Greitens’ team also wants to throw out the testimony of three expert witnesses — an out-of-state law professor and two electrical engineers. Gardner hired the engineers to explain how the woman knew the photo was taken in the first place, and that it was then transmitted. But the governor’s attorneys say the electrical engineers aren’t qualified to give the testimony they want to, and therefore shouldn’t be involved in the case. The law professor, they said, has admitted to having no opinion about the case.

The governor’s attorneys have also asked the judge to keep out audio recordings made by K.S.’ ex-husband, which are at the center of a separate controversy. They also want Burlison to prevent the prosecution from calling K.S. a “victim.” She was a willing participant in a consensual extramarital affair, they wrote, and never filed a police report. They also want to be able to refer to all witnesses by their full names.

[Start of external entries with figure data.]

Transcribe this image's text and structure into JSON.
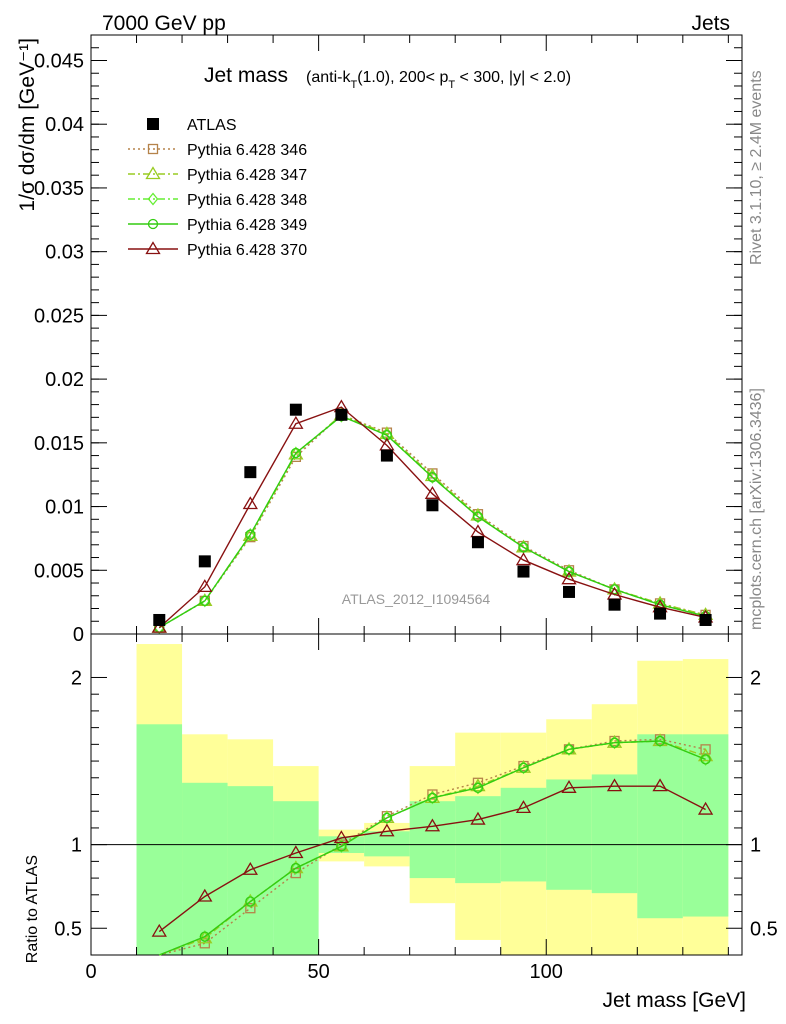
{
  "header": {
    "left": "7000 GeV pp",
    "right": "Jets"
  },
  "side_text": {
    "rivet": "Rivet 3.1.10, ≥ 2.4M events",
    "mcplots": "mcplots.cern.ch [arXiv:1306.3436]"
  },
  "chart_data": [
    {
      "type": "scatter",
      "title_main": "Jet mass",
      "title_sub": "(anti-k",
      "title_sub_T": "T",
      "title_sub2": "(1.0), 200< p",
      "title_sub_T2": "T",
      "title_sub3": " < 300, |y| < 2.0)",
      "watermark": "ATLAS_2012_I1094564",
      "ylabel": "1/σ dσ/dm [GeV⁻¹]",
      "ylim": [
        0,
        0.047
      ],
      "yticks": [
        "0",
        "0.005",
        "0.01",
        "0.015",
        "0.02",
        "0.025",
        "0.03",
        "0.035",
        "0.04",
        "0.045"
      ],
      "x": [
        15,
        25,
        35,
        45,
        55,
        65,
        75,
        85,
        95,
        105,
        115,
        125,
        135
      ],
      "legend_position": "top-left",
      "series": [
        {
          "name": "ATLAS",
          "color": "#000000",
          "marker": "square-filled",
          "line": "none",
          "values": [
            0.0011,
            0.0057,
            0.0127,
            0.0176,
            0.0172,
            0.014,
            0.0101,
            0.0072,
            0.0049,
            0.0033,
            0.0023,
            0.0016,
            0.0011
          ]
        },
        {
          "name": "Pythia 6.428 346",
          "color": "#b5834a",
          "marker": "square-open",
          "line": "dotted",
          "values": [
            0.0005,
            0.0026,
            0.0076,
            0.0139,
            0.0172,
            0.0158,
            0.0126,
            0.0094,
            0.0069,
            0.005,
            0.0035,
            0.0024,
            0.0015
          ]
        },
        {
          "name": "Pythia 6.428 347",
          "color": "#99cc22",
          "marker": "triangle-open",
          "line": "dashdot",
          "values": [
            0.0005,
            0.0026,
            0.0077,
            0.0141,
            0.0172,
            0.0157,
            0.0124,
            0.0093,
            0.0068,
            0.0049,
            0.0035,
            0.0024,
            0.0015
          ]
        },
        {
          "name": "Pythia 6.428 348",
          "color": "#66ee33",
          "marker": "diamond-open",
          "line": "dashdot",
          "values": [
            0.0005,
            0.0026,
            0.0078,
            0.0142,
            0.0171,
            0.0156,
            0.0123,
            0.0092,
            0.0068,
            0.0049,
            0.0035,
            0.0023,
            0.0014
          ]
        },
        {
          "name": "Pythia 6.428 349",
          "color": "#33cc11",
          "marker": "circle-open",
          "line": "solid",
          "values": [
            0.0005,
            0.0026,
            0.0078,
            0.0142,
            0.0171,
            0.0156,
            0.0123,
            0.0092,
            0.0068,
            0.0049,
            0.0035,
            0.0023,
            0.0014
          ]
        },
        {
          "name": "Pythia 6.428 370",
          "color": "#881111",
          "marker": "triangle-open",
          "line": "solid",
          "values": [
            0.0005,
            0.0037,
            0.0102,
            0.0165,
            0.0178,
            0.0148,
            0.011,
            0.008,
            0.0058,
            0.0043,
            0.0031,
            0.0021,
            0.0013
          ]
        }
      ]
    },
    {
      "type": "scatter",
      "ylabel": "Ratio to ATLAS",
      "xlabel": "Jet mass [GeV]",
      "xlim": [
        0,
        143
      ],
      "xticks": [
        "0",
        "50",
        "100"
      ],
      "ylim": [
        0.34,
        2.26
      ],
      "yticks": [
        "0.5",
        "1",
        "2"
      ],
      "x": [
        15,
        25,
        35,
        45,
        55,
        65,
        75,
        85,
        95,
        105,
        115,
        125,
        135
      ],
      "bins": [
        [
          10,
          20
        ],
        [
          20,
          30
        ],
        [
          30,
          40
        ],
        [
          40,
          50
        ],
        [
          50,
          60
        ],
        [
          60,
          70
        ],
        [
          70,
          80
        ],
        [
          80,
          90
        ],
        [
          90,
          100
        ],
        [
          100,
          110
        ],
        [
          110,
          120
        ],
        [
          120,
          130
        ],
        [
          130,
          140
        ]
      ],
      "band_outer": {
        "color": "#ffff99",
        "low": [
          0.41,
          0.78,
          0.72,
          0.6,
          0.9,
          0.87,
          0.65,
          0.43,
          0.33,
          0.33,
          0.33,
          0.33,
          0.33
        ],
        "high": [
          2.2,
          1.66,
          1.63,
          1.47,
          1.09,
          1.13,
          1.47,
          1.67,
          1.67,
          1.75,
          1.84,
          2.1,
          2.11
        ]
      },
      "band_inner": {
        "color": "#99ff99",
        "low": [
          0.33,
          0.33,
          0.33,
          0.33,
          0.95,
          0.93,
          0.8,
          0.77,
          0.78,
          0.73,
          0.71,
          0.56,
          0.57
        ],
        "high": [
          1.72,
          1.37,
          1.35,
          1.26,
          1.05,
          1.08,
          1.26,
          1.29,
          1.34,
          1.39,
          1.42,
          1.66,
          1.66
        ]
      },
      "series": [
        {
          "name": "Pythia 6.428 346",
          "color": "#b5834a",
          "marker": "square-open",
          "line": "dotted",
          "values": [
            0.3,
            0.41,
            0.62,
            0.83,
            1.0,
            1.17,
            1.3,
            1.37,
            1.47,
            1.57,
            1.62,
            1.63,
            1.57
          ]
        },
        {
          "name": "Pythia 6.428 347",
          "color": "#99cc22",
          "marker": "triangle-open",
          "line": "dashdot",
          "values": [
            0.3,
            0.44,
            0.66,
            0.86,
            0.99,
            1.16,
            1.28,
            1.35,
            1.46,
            1.57,
            1.61,
            1.62,
            1.53
          ]
        },
        {
          "name": "Pythia 6.428 348",
          "color": "#66ee33",
          "marker": "diamond-open",
          "line": "dashdot",
          "values": [
            0.3,
            0.45,
            0.66,
            0.86,
            0.99,
            1.16,
            1.28,
            1.34,
            1.46,
            1.57,
            1.61,
            1.62,
            1.51
          ]
        },
        {
          "name": "Pythia 6.428 349",
          "color": "#33cc11",
          "marker": "circle-open",
          "line": "solid",
          "values": [
            0.3,
            0.45,
            0.66,
            0.86,
            0.99,
            1.16,
            1.28,
            1.34,
            1.46,
            1.57,
            1.61,
            1.62,
            1.51
          ]
        },
        {
          "name": "Pythia 6.428 370",
          "color": "#881111",
          "marker": "triangle-open",
          "line": "solid",
          "values": [
            0.48,
            0.69,
            0.85,
            0.95,
            1.04,
            1.08,
            1.11,
            1.15,
            1.22,
            1.34,
            1.35,
            1.35,
            1.21
          ]
        }
      ]
    }
  ]
}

Prosecutors have asked Burlison to prevent the defense from asking K.S. about past sexual conduct and counseling under Missouri’s rape shield law. Although the law does not cover invasion of privacy, the state wrote, “the very nature of the defendant’s conduct is sexually abusive as a form of involuntary pornography. The case involves conduct of a type that is clearly intended to be covered by the spirit of rape shield.”

Burlison will likely hear arguments on most, if not all, of the requests on Monday. Reporters still have yet to view several documents, including some filed by the state.

Jury selection is set to begin May 10.